Second roman étrange de Chloé Ashby, minutieux et précis, qui nous raconte les choix d’une femme face à la pression des autres, face à la maladie et face à la mort. Comment avoir 35 ans à Londres, restaurer des tableaux anciens, et gérer des choix existentiels ?

Noah et Cathy s’aiment d’amour, de cet amour qui vous fait pétiller le regard quand vous êtes invité à manger à votre restaurant Italien préféré pour votre anniversaire. Ils s’aiment et se sont mariés. Un engagement que Noah a pris à une condition : ne jamais avoir d’enfants. Cathy a accepté : à 25 ans, cela semblait raisonnable ; 10 ans plus tard, pourtant, c’est-à-dire quand le roman débute, c’est moins clair. Pour elle, en tout cas. Attendre, laisser le temps passer, n’est pas sans risque pour une femme. La pression sociale aussi, cette idée qu’on ne peut pas former une famille sans enfants, la fait douter. Que se passerait-il si Noah et elle changeaient d’avis ? Ils ne pourraient plus revenir en arrière. Elle veut se laisser le choix, s’ouvrir une porte. Elle décide de faire congeler ses ovocytes.
Pour légitime que cela puisse paraître du point de vue de Cathy, cette décision fait dangereusement vaciller sa relation avec Noah, dont la conviction, la volonté de ne pas avoir d’enfants n’a pas changé. La pression des autres le laisse indifférent. Peut-être aussi a-t-il trouvé un substitut dans son métier, que Cathy n’a pas. Enseignant chercheur, il est non seulement en contact permanent avec des étudiants, qu’il aide à grandir et à mûrir – qu’il éduque en quelque sorte (comme des enfants ?) –, mais aussi écrit des articles et livres – il donne naissance à des idées. De son côté, Cathy est restauratrice de tableaux. Le parallèle, qui semble fait entre donner la vie et restaurer un tableau, n’existe pas vraiment : restaurer signifie redonner vie à quelque chose qui existait déjà, mais pas faire naître quelque chose de nouveau. La restauration que Cathy réalise, décrite avec soin et passion dans le roman, ne peut pas satisfaire son désir de maternité, et ne peut pas l’arrêter dans sa démarche. Elle ira jusqu’au bout. Au risque que Noah ne la quitte ? C’est ce qu’on saura à la fin de l’épilogue.
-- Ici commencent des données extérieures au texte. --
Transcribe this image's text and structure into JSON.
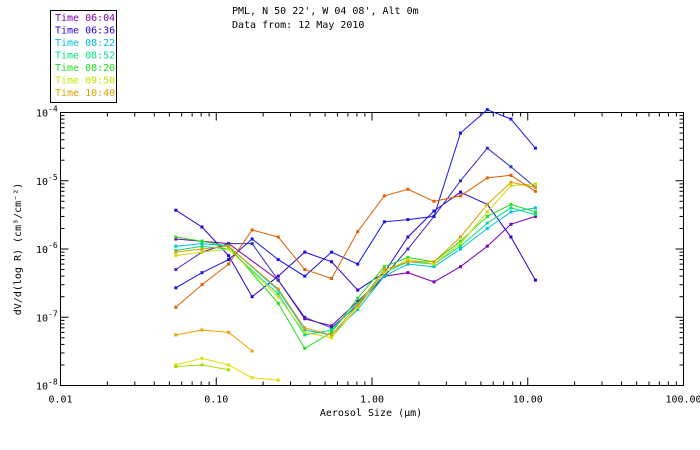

Le roman se déroule entre le moment où Cathy commence à s’enfoncer dans le brouillard et le moment où ce brouillard se dissipe et se termine par cette phrase : « Je vois clair à présent ». Chloé Ashby raconte ce trajet du brouillard à la lumière, comment les hésitations de Cathy prennent de l’importance, comment Noah réagit, à la fois très mal et bien, comment les naissances et les décès autour d’elle la font de plus en plus hésiter jusqu’à la révélation. Elle nous parle des choix de cette femme, des relations avec les autres. Elle parle aussi de peinture (ce qui est tout sauf étonnant). Chloé Ashby nous raconte tout ça de manière très précise, avec une foule de petits détails, un peu trop peut-être, avec un côté « première gorgée de bière » (peut-être justement pour nous rappeler que le bonheur peut se cacher dans les détails). Elle nous parle de ce que signifie avoir un beau métier. Elle multiplie les questionnements, sur le sens de la vie et aussi, beaucoup, de la mort. Finalement, Repentirs est un roman assez sombre. Entre les enfants mort-nés (de Cathy, Noah, de la meilleure amie de Cathy) et les parents décédés (de Noah et de Cathy), il y a en effet plus de morts que de naissances dans Repentirs. Et puis il y a la maladie. Cathy ne doit pas seulement affronter ses choix existentiels, la froideur de Noah. Elle doit aussi s’occupe de sa mère qui est atteinte de démence sénile (causée par un Alzheimer). Une histoire complexe, racontée avec beaucoup de simplicité.